Officials wanted to commit Fla. shooter
On the day Nikolas Cruz told another student that he had a gun and was thinking of using it, counselors and a deputy at his high school in Parkland, Fla., concluded that he should be forcibly committed for psychiatric evaluation, but he never was.
MIAMI — On the day an 11thgrader named Nikolas Cruz told another student that he had a gun at home and was thinking of using it, two guidance counselors and a sheriff’s deputy at Marjory Stoneman Douglas High School in Parkland concluded that he should be forcibly committed for psychiatric evaluation, according to mental health records obtained on Sunday.
An involuntary commitment of that kind, under the authority of a Florida state law known as the Baker Act, could have kept Cruz from passing a background check required to buy a firearm.
But Cruz appears never to have been institutionalized despite making threats to himself and others, cutting his arms with a pencil sharpener and claiming he had drunk gasoline in a possible attempt to kill himself, all in a five-day period in September 2016.
The revelation that officials considered trying to commit Cruz under the Baker Act in 2016 appeared to be another in a string of missed opportunities to deal with the teen. He went on to commit one of the deadliest school massacres in U.S. history last month, killing 17 people and wounding 17 more using a gun he bought legally.
A Florida social services agency investigated Cruz after it was alerted about the same disturbing behavior in 2016, but it determined he was at low risk of harming himself or others. Local sheriffs’ deputies were repeatedly called to Cruz’s residences but never found reason enough to arrest him. And the FBI failed to investigate tips about Cruz’s apparent interest in shooting up a school, even after a woman called to say Cruz had weapons and was “going to explode.”

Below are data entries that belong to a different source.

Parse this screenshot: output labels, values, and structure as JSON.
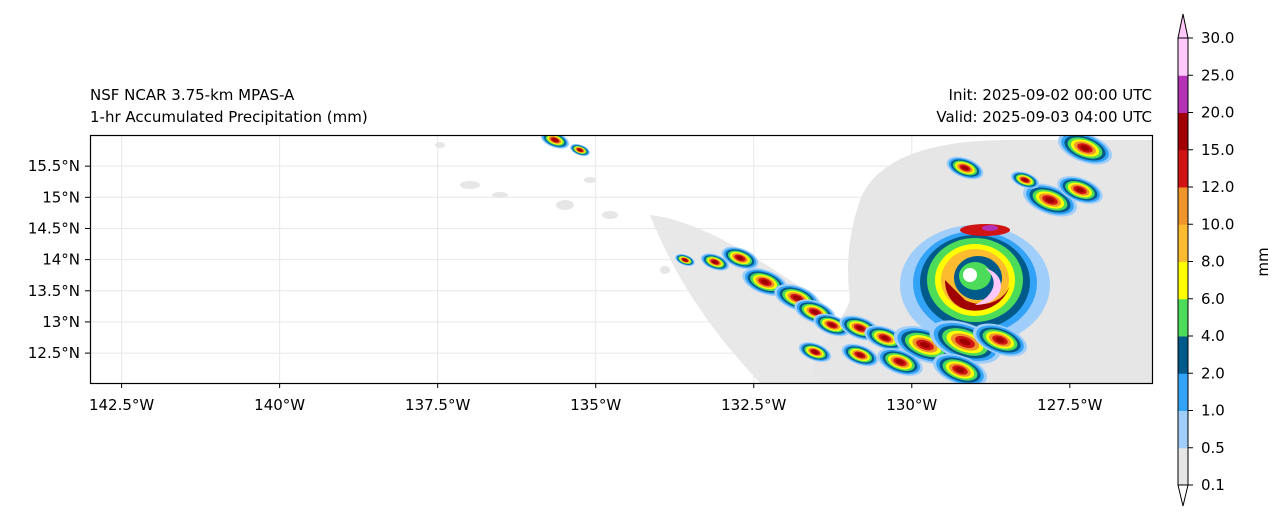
{
  "title_left": {
    "line1": "NSF NCAR 3.75-km MPAS-A",
    "line2": "1-hr Accumulated Precipitation (mm)"
  },
  "title_right": {
    "line1": "Init: 2025-09-02 00:00 UTC",
    "line2": "Valid: 2025-09-03 04:00 UTC"
  },
  "map": {
    "lon_ticks": [
      {
        "value": -142.5,
        "label": "142.5°W"
      },
      {
        "value": -140,
        "label": "140°W"
      },
      {
        "value": -137.5,
        "label": "137.5°W"
      },
      {
        "value": -135,
        "label": "135°W"
      },
      {
        "value": -132.5,
        "label": "132.5°W"
      },
      {
        "value": -130,
        "label": "130°W"
      },
      {
        "value": -127.5,
        "label": "127.5°W"
      }
    ],
    "lat_ticks": [
      {
        "value": 15.5,
        "label": "15.5°N"
      },
      {
        "value": 15,
        "label": "15°N"
      },
      {
        "value": 14.5,
        "label": "14.5°N"
      },
      {
        "value": 14,
        "label": "14°N"
      },
      {
        "value": 13.5,
        "label": "13.5°N"
      },
      {
        "value": 13,
        "label": "13°N"
      },
      {
        "value": 12.5,
        "label": "12.5°N"
      }
    ],
    "lon_range": [
      -143,
      -126.2
    ],
    "lat_range": [
      12.02,
      16.0
    ]
  },
  "colorbar": {
    "label": "mm",
    "levels": [
      "0.1",
      "0.5",
      "1.0",
      "2.0",
      "4.0",
      "6.0",
      "8.0",
      "10.0",
      "12.0",
      "15.0",
      "20.0",
      "25.0",
      "30.0"
    ],
    "colors": [
      "#e6e6e6",
      "#a0cefa",
      "#33a3f8",
      "#005a8a",
      "#4cdc5a",
      "#ffff00",
      "#fdbc30",
      "#f0942c",
      "#d01414",
      "#a00000",
      "#b432b4",
      "#ffc8fa"
    ],
    "over_color": "#ffc8fa",
    "under_color": "#ffffff"
  }
}
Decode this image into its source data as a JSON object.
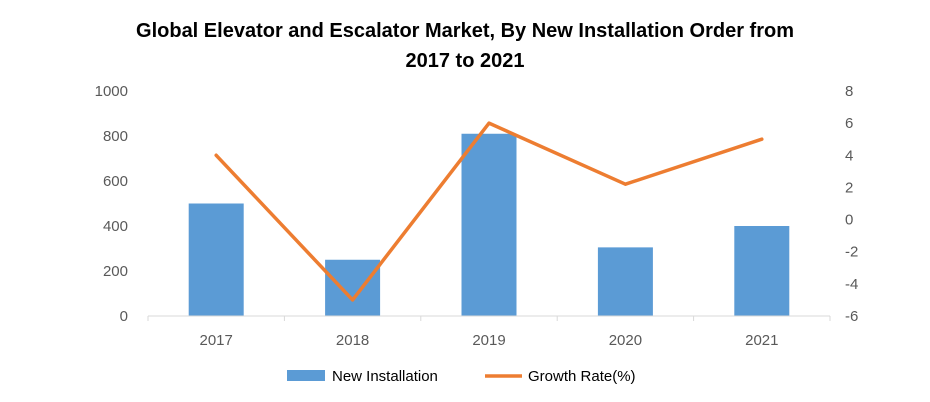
{
  "chart_data": {
    "type": "bar+line",
    "title_line1": "Global Elevator and Escalator Market, By New Installation Order from",
    "title_line2": "2017 to 2021",
    "categories": [
      "2017",
      "2018",
      "2019",
      "2020",
      "2021"
    ],
    "series": [
      {
        "name": "New Installation",
        "type": "bar",
        "axis": "left",
        "values": [
          500,
          250,
          810,
          305,
          400
        ],
        "color": "#5b9bd5"
      },
      {
        "name": "Growth Rate(%)",
        "type": "line",
        "axis": "right",
        "values": [
          4,
          -5,
          6,
          2.2,
          5
        ],
        "color": "#ed7d31"
      }
    ],
    "y_left": {
      "min": 0,
      "max": 1000,
      "ticks": [
        "0",
        "200",
        "400",
        "600",
        "800",
        "1000"
      ]
    },
    "y_right": {
      "min": -6,
      "max": 8,
      "ticks": [
        "-6",
        "-4",
        "-2",
        "0",
        "2",
        "4",
        "6",
        "8"
      ]
    },
    "grid": false,
    "legend_position": "bottom"
  }
}
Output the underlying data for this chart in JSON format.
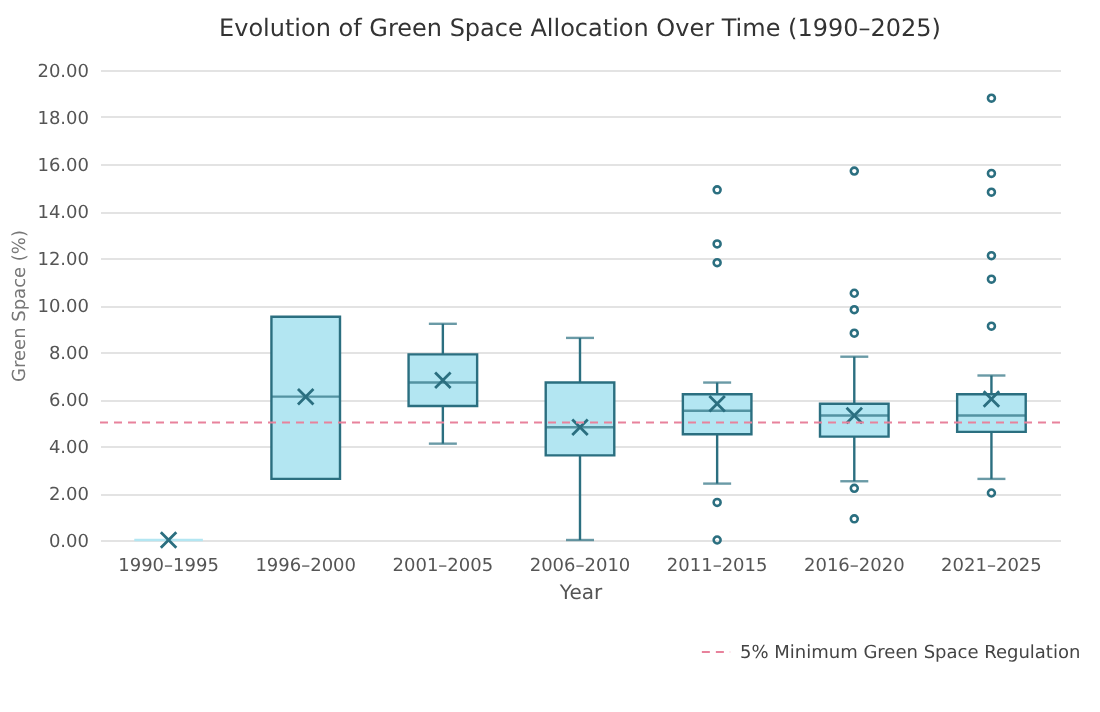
{
  "chart_data": {
    "type": "box",
    "title": "Evolution of Green Space Allocation Over Time (1990–2025)",
    "xlabel": "Year",
    "ylabel": "Green Space (%)",
    "categories": [
      "1990–1995",
      "1996–2000",
      "2001–2005",
      "2006–2010",
      "2011–2015",
      "2016–2020",
      "2021–2025"
    ],
    "series": [
      {
        "color": "#b3e6f2",
        "boxes": [
          {
            "low": 0,
            "q1": 0,
            "median": 0,
            "q3": 0,
            "high": 0,
            "mean": 0
          },
          {
            "low": 2.6,
            "q1": 2.6,
            "median": 6.1,
            "q3": 9.5,
            "high": 9.5,
            "mean": 6.1
          },
          {
            "low": 4.1,
            "q1": 5.7,
            "median": 6.7,
            "q3": 7.9,
            "high": 9.2,
            "mean": 6.8
          },
          {
            "low": 0,
            "q1": 3.6,
            "median": 4.8,
            "q3": 6.7,
            "high": 8.6,
            "mean": 4.8
          },
          {
            "low": 2.4,
            "q1": 4.5,
            "median": 5.5,
            "q3": 6.2,
            "high": 6.7,
            "mean": 5.8,
            "outliers": [
              14.9,
              12.6,
              11.8,
              1.6,
              0
            ]
          },
          {
            "low": 2.5,
            "q1": 4.4,
            "median": 5.3,
            "q3": 5.8,
            "high": 7.8,
            "mean": 5.3,
            "outliers": [
              15.7,
              10.5,
              9.8,
              8.8,
              2.2,
              0.9
            ]
          },
          {
            "low": 2.6,
            "q1": 4.6,
            "median": 5.3,
            "q3": 6.2,
            "high": 7.0,
            "mean": 6.0,
            "outliers": [
              18.8,
              15.6,
              14.8,
              12.1,
              11.1,
              9.1,
              2.0
            ]
          }
        ]
      }
    ],
    "ylim": [
      0,
      20
    ],
    "yticks": [
      {
        "value": 0,
        "label": "0.00"
      },
      {
        "value": 2,
        "label": "2.00"
      },
      {
        "value": 4,
        "label": "4.00"
      },
      {
        "value": 6,
        "label": "6.00"
      },
      {
        "value": 8,
        "label": "8.00"
      },
      {
        "value": 10,
        "label": "10.00"
      },
      {
        "value": 12,
        "label": "12.00"
      },
      {
        "value": 14,
        "label": "14.00"
      },
      {
        "value": 16,
        "label": "16.00"
      },
      {
        "value": 18,
        "label": "18.00"
      },
      {
        "value": 20,
        "label": "20.00"
      }
    ],
    "ref_lines": [
      {
        "axis": "y",
        "value": 5,
        "label": "5% Minimum Green Space Regulation",
        "color": "#e8829c",
        "line_style": "dashed"
      }
    ],
    "grid": "y",
    "legend": "bottom right"
  }
}
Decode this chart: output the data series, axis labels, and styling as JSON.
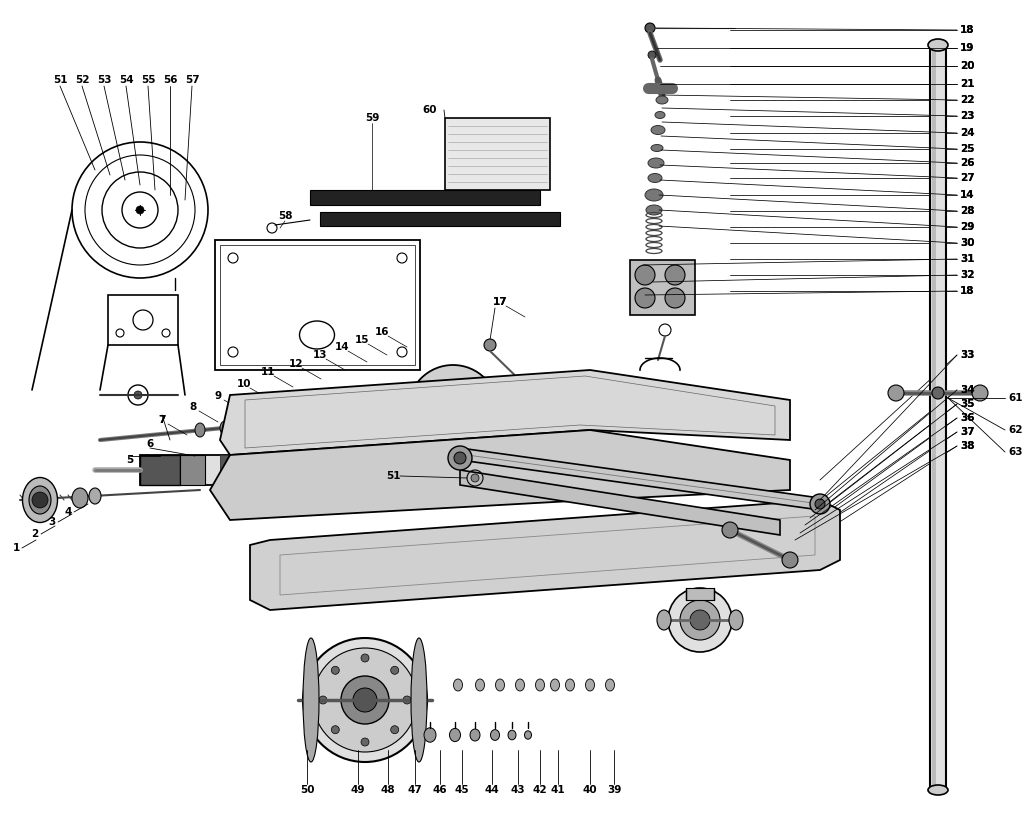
{
  "bg_color": "#ffffff",
  "lc": "#000000",
  "fs": 7.0,
  "fs_bold": 7.5,
  "figsize": [
    10.24,
    8.32
  ],
  "dpi": 100,
  "right_labels": [
    [
      "18",
      960,
      30
    ],
    [
      "19",
      960,
      48
    ],
    [
      "20",
      960,
      66
    ],
    [
      "21",
      960,
      84
    ],
    [
      "22",
      960,
      100
    ],
    [
      "23",
      960,
      116
    ],
    [
      "24",
      960,
      133
    ],
    [
      "25",
      960,
      149
    ],
    [
      "26",
      960,
      163
    ],
    [
      "27",
      960,
      178
    ],
    [
      "14",
      960,
      195
    ],
    [
      "28",
      960,
      211
    ],
    [
      "29",
      960,
      227
    ],
    [
      "30",
      960,
      243
    ],
    [
      "31",
      960,
      259
    ],
    [
      "32",
      960,
      275
    ],
    [
      "18",
      960,
      291
    ]
  ],
  "right_lower_labels": [
    [
      "33",
      960,
      355
    ],
    [
      "34",
      960,
      390
    ],
    [
      "35",
      960,
      404
    ],
    [
      "36",
      960,
      418
    ],
    [
      "37",
      960,
      432
    ],
    [
      "38",
      960,
      446
    ]
  ],
  "handle_labels": [
    [
      "61",
      1008,
      398
    ],
    [
      "62",
      1008,
      430
    ],
    [
      "63",
      1008,
      452
    ]
  ],
  "top_saddle_labels": [
    [
      "51",
      60,
      80
    ],
    [
      "52",
      82,
      80
    ],
    [
      "53",
      104,
      80
    ],
    [
      "54",
      126,
      80
    ],
    [
      "55",
      148,
      80
    ],
    [
      "56",
      170,
      80
    ],
    [
      "57",
      192,
      80
    ]
  ],
  "pump_area_labels": [
    [
      "58",
      285,
      116
    ],
    [
      "59",
      372,
      118
    ],
    [
      "60",
      430,
      110
    ]
  ],
  "center_labels": [
    [
      "7",
      162,
      420
    ],
    [
      "8",
      193,
      407
    ],
    [
      "9",
      218,
      396
    ],
    [
      "10",
      244,
      384
    ],
    [
      "11",
      268,
      372
    ],
    [
      "12",
      296,
      364
    ],
    [
      "13",
      320,
      355
    ],
    [
      "14",
      342,
      347
    ],
    [
      "15",
      362,
      340
    ],
    [
      "16",
      382,
      332
    ],
    [
      "17",
      500,
      302
    ]
  ],
  "left_labels": [
    [
      "1",
      16,
      548
    ],
    [
      "2",
      35,
      534
    ],
    [
      "3",
      52,
      522
    ],
    [
      "4",
      68,
      512
    ],
    [
      "5",
      130,
      460
    ],
    [
      "6",
      150,
      444
    ]
  ],
  "mid_label_51": [
    "51",
    393,
    476
  ],
  "bottom_labels": [
    [
      "50",
      307,
      790
    ],
    [
      "49",
      358,
      790
    ],
    [
      "48",
      388,
      790
    ],
    [
      "47",
      415,
      790
    ],
    [
      "46",
      440,
      790
    ],
    [
      "45",
      462,
      790
    ],
    [
      "44",
      492,
      790
    ],
    [
      "43",
      518,
      790
    ],
    [
      "42",
      540,
      790
    ],
    [
      "41",
      558,
      790
    ],
    [
      "40",
      590,
      790
    ],
    [
      "39",
      614,
      790
    ]
  ]
}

At the time when school officials said they would initiate Baker Act commitment proceedings against Cruz, he apparently did not own any weapon other than a pellet gun. But five months later, after being kicked out of Stoneman Douglas High, he legally purchased the semiautomatic AR-15 rifle he used to open fire in the school’s freshman building.
The mental health records form part of the criminal case against Cruz, 19, who has been charged with murder and attempted murder in a 34-count indictment. Prosecutors have said they would seek the death penalty if he is convicted.
The records are from Henderson Behavioral Health, a local clinic that school officials called for help dealing with Cruz. The clinic sent a mobile assistance team to Stoneman Douglas High on Sept. 28, 2016, the records show, because Cruz had made threats and exhibited disturbing behavior after a breakup with a girlfriend. Cruz was also said to be upset that his mother, Lynda Cruz, would not let him get an identification card required to buy a gun.
Cruz denied telling another student that he wanted to use a gun or that he had ingested gasoline, the documents say.
The clinician who wrote the report concluded that Cruz “did not meet criteria for further assessment.” The sheriff ’s deputy at the school, Scot Peterson, told a clinician that he wanted to initiate a Baker Act request against Cruz anyway, and two school counselors agreed.
But Peterson changed his mind. One of the guidance counselors told the Henderson clinic that the deputy had decided Cruz did not fit the criteria for involuntary commitment.